Sobre o 1º de Abril: Não vale à pena empreender no Brasil

Partindo do princípio que você não só acredita, mas também usa o Waze, queria que você fizesse a seguinte reflexão:

Imagine que você encontra uma excelente oportunidade de fazer algo que vai mudar a sua vida. Mas, para agarrar essa oportunidade, você precisa pegar um avião para outra cidade, sendo que o avião decola em 2 horas, e você precisa chegar com uma hora antes ao aeroporto. Neste momento, você olha o Waze e ele indica que o trajeto até lá, que normalmente demora 30 minutos, está com vários problemas: acidentes na via e uma blitz policial que estão causando um enorme engarrafamento. Com isso, o tempo estimado no trânsito é de 2 horas.

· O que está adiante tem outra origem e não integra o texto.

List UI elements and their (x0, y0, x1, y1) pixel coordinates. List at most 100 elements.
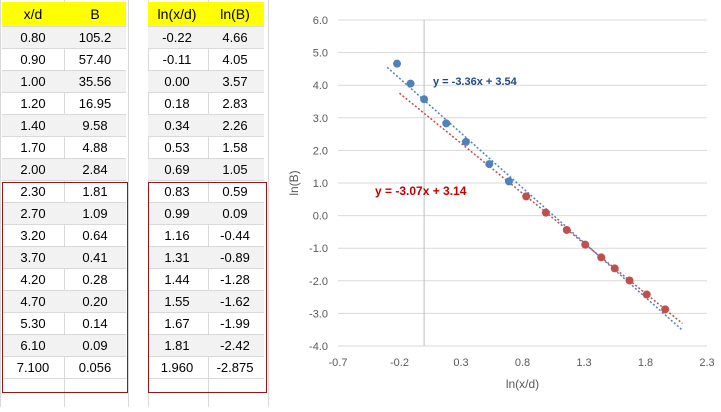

Você tentaria pegar o avião?

Leve em consideração que você precisa avisar seu chefe sobre a tentativa, com o risco de perder o emprego, contar para a sua esposa que você ficaria muito ocupado nos próximos meses ou até mesmo anos. Tem mais um ponto: a oportunidade é boa, mas nada garante que ela realmente vai dar certo. E que provavelmente — com certeza no início — você teria que pegar alguns aviões nas mesmas condições.

E aí, você arriscaria?

Poucos empreendedores se dão conta disso, mas quando decidem empreender então pegando um avião exatamente como aquele. Correndo contra o tempo, largando qualquer certeza de sucesso e sem saber se realmente vai dar certo.

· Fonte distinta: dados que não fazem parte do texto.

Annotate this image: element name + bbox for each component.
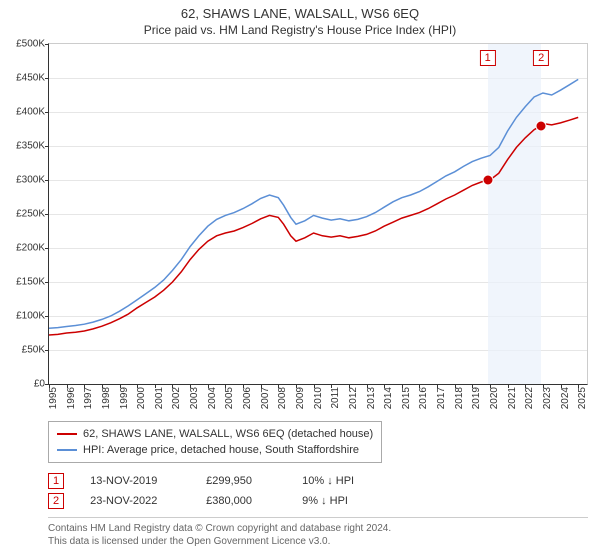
- x-axis-label: 2011: [330, 387, 341, 409]
- legend-row: HPI: Average price, detached house, Sout…: [57, 442, 373, 458]
- chart-legend: 62, SHAWS LANE, WALSALL, WS6 6EQ (detach…: [48, 421, 382, 463]
- legend-row: 62, SHAWS LANE, WALSALL, WS6 6EQ (detach…: [57, 426, 373, 442]
- page-title: 62, SHAWS LANE, WALSALL, WS6 6EQ: [6, 6, 594, 21]
- transaction-index: 2: [48, 493, 64, 509]
- x-axis-label: 2007: [260, 387, 271, 409]
- x-axis-label: 2018: [454, 387, 465, 409]
- x-axis-label: 2006: [242, 387, 253, 409]
- x-axis-label: 2005: [224, 387, 235, 409]
- series-line-hpi: [49, 79, 578, 328]
- transaction-row: 2 23-NOV-2022 £380,000 9% ↓ HPI: [48, 491, 588, 511]
- x-axis-label: 1997: [83, 387, 94, 409]
- y-axis-label: £250K: [16, 209, 49, 220]
- x-axis-label: 2014: [383, 387, 394, 409]
- chart-lines-svg: [49, 44, 587, 384]
- transaction-callout: 2: [533, 50, 549, 66]
- y-axis-label: £450K: [16, 73, 49, 84]
- x-axis-label: 2019: [471, 387, 482, 409]
- x-axis-label: 1998: [101, 387, 112, 409]
- x-axis-label: 2001: [154, 387, 165, 409]
- x-axis-label: 2015: [401, 387, 412, 409]
- x-axis-label: 2025: [577, 387, 588, 409]
- series-line-property: [49, 117, 578, 335]
- x-axis-label: 2010: [313, 387, 324, 409]
- transaction-date: 13-NOV-2019: [90, 471, 180, 491]
- x-axis-label: 2024: [560, 387, 571, 409]
- x-axis-label: 2000: [136, 387, 147, 409]
- x-axis-label: 2020: [489, 387, 500, 409]
- x-axis-label: 2017: [436, 387, 447, 409]
- x-axis-label: 2023: [542, 387, 553, 409]
- legend-swatch: [57, 449, 77, 451]
- x-axis-labels: 1995 1996 1997 1998 1999 2000 2001 2002 2003 2004…: [48, 385, 586, 415]
- y-axis-label: £0: [34, 379, 49, 390]
- transaction-price: £299,950: [206, 471, 276, 491]
- x-axis-label: 1999: [119, 387, 130, 409]
- y-axis-label: £300K: [16, 175, 49, 186]
- y-axis-label: £350K: [16, 141, 49, 152]
- footer-line-1: Contains HM Land Registry data © Crown c…: [48, 522, 588, 535]
- y-axis-label: £200K: [16, 243, 49, 254]
- transaction-marker: [536, 120, 547, 131]
- x-axis-label: 2002: [171, 387, 182, 409]
- x-axis-label: 1995: [48, 387, 59, 409]
- transaction-index: 1: [48, 473, 64, 489]
- transaction-delta: 9% ↓ HPI: [302, 491, 348, 511]
- x-axis-label: 2022: [524, 387, 535, 409]
- x-axis-label: 2009: [295, 387, 306, 409]
- transaction-marker: [482, 175, 493, 186]
- y-axis-label: £150K: [16, 277, 49, 288]
- x-axis-label: 2016: [418, 387, 429, 409]
- transaction-table: 1 13-NOV-2019 £299,950 10% ↓ HPI 2 23-NOV-202…: [48, 471, 588, 511]
- transaction-delta: 10% ↓ HPI: [302, 471, 354, 491]
- footer-line-2: This data is licensed under the Open Gov…: [48, 535, 588, 548]
- page-subtitle: Price paid vs. HM Land Registry's House …: [6, 23, 594, 37]
- y-axis-label: £500K: [16, 39, 49, 50]
- y-axis-label: £50K: [22, 345, 49, 356]
- x-axis-label: 2008: [277, 387, 288, 409]
- transaction-callout: 1: [480, 50, 496, 66]
- x-axis-label: 1996: [66, 387, 77, 409]
- transaction-date: 23-NOV-2022: [90, 491, 180, 511]
- x-axis-label: 2021: [507, 387, 518, 409]
- x-axis-label: 2003: [189, 387, 200, 409]
- x-axis-label: 2012: [348, 387, 359, 409]
- x-axis-label: 2013: [366, 387, 377, 409]
- chart-plot-area: £0£50K£100K£150K£200K£250K£300K£350K£400…: [48, 43, 588, 385]
- legend-swatch: [57, 433, 77, 435]
- transaction-row: 1 13-NOV-2019 £299,950 10% ↓ HPI: [48, 471, 588, 491]
- legend-label: 62, SHAWS LANE, WALSALL, WS6 6EQ (detach…: [83, 426, 373, 442]
- x-axis-label: 2004: [207, 387, 218, 409]
- legend-label: HPI: Average price, detached house, Sout…: [83, 442, 359, 458]
- attribution-footer: Contains HM Land Registry data © Crown c…: [48, 517, 588, 548]
- y-axis-label: £100K: [16, 311, 49, 322]
- y-axis-label: £400K: [16, 107, 49, 118]
- transaction-price: £380,000: [206, 491, 276, 511]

A verdade é que abrir um negócio no Brasil é muito arriscado, você vai ter que desafiar a estatística e mostrar que é diferente da maioria. Os números dos empreendimentos brasileiros estão melhorando, mas a taxa de sobrevivência das empresas no Brasil é assustadora, caindo, por exemplo de 77% em 2010 para 39% em 2014 (IBGE).

Os dados traduzem o que vemos na prática: 3 a cada 5 empresas fecham as portas após cinco anos.

No exemplo do aeroporto, você dependeria do motorista do táxi, do guarda da blitz, dos demais motoristas que estão no trajeto e de outros fatores que fogem completamente do seu controle. Uma realidade bem parecida com a de quem empreende.

POR MAIS QUE VOCÊ CONHEÇA DO SEU NEGÓCIO, NUNCA VAI CONSEGUIR IR LONGE SOZINHO.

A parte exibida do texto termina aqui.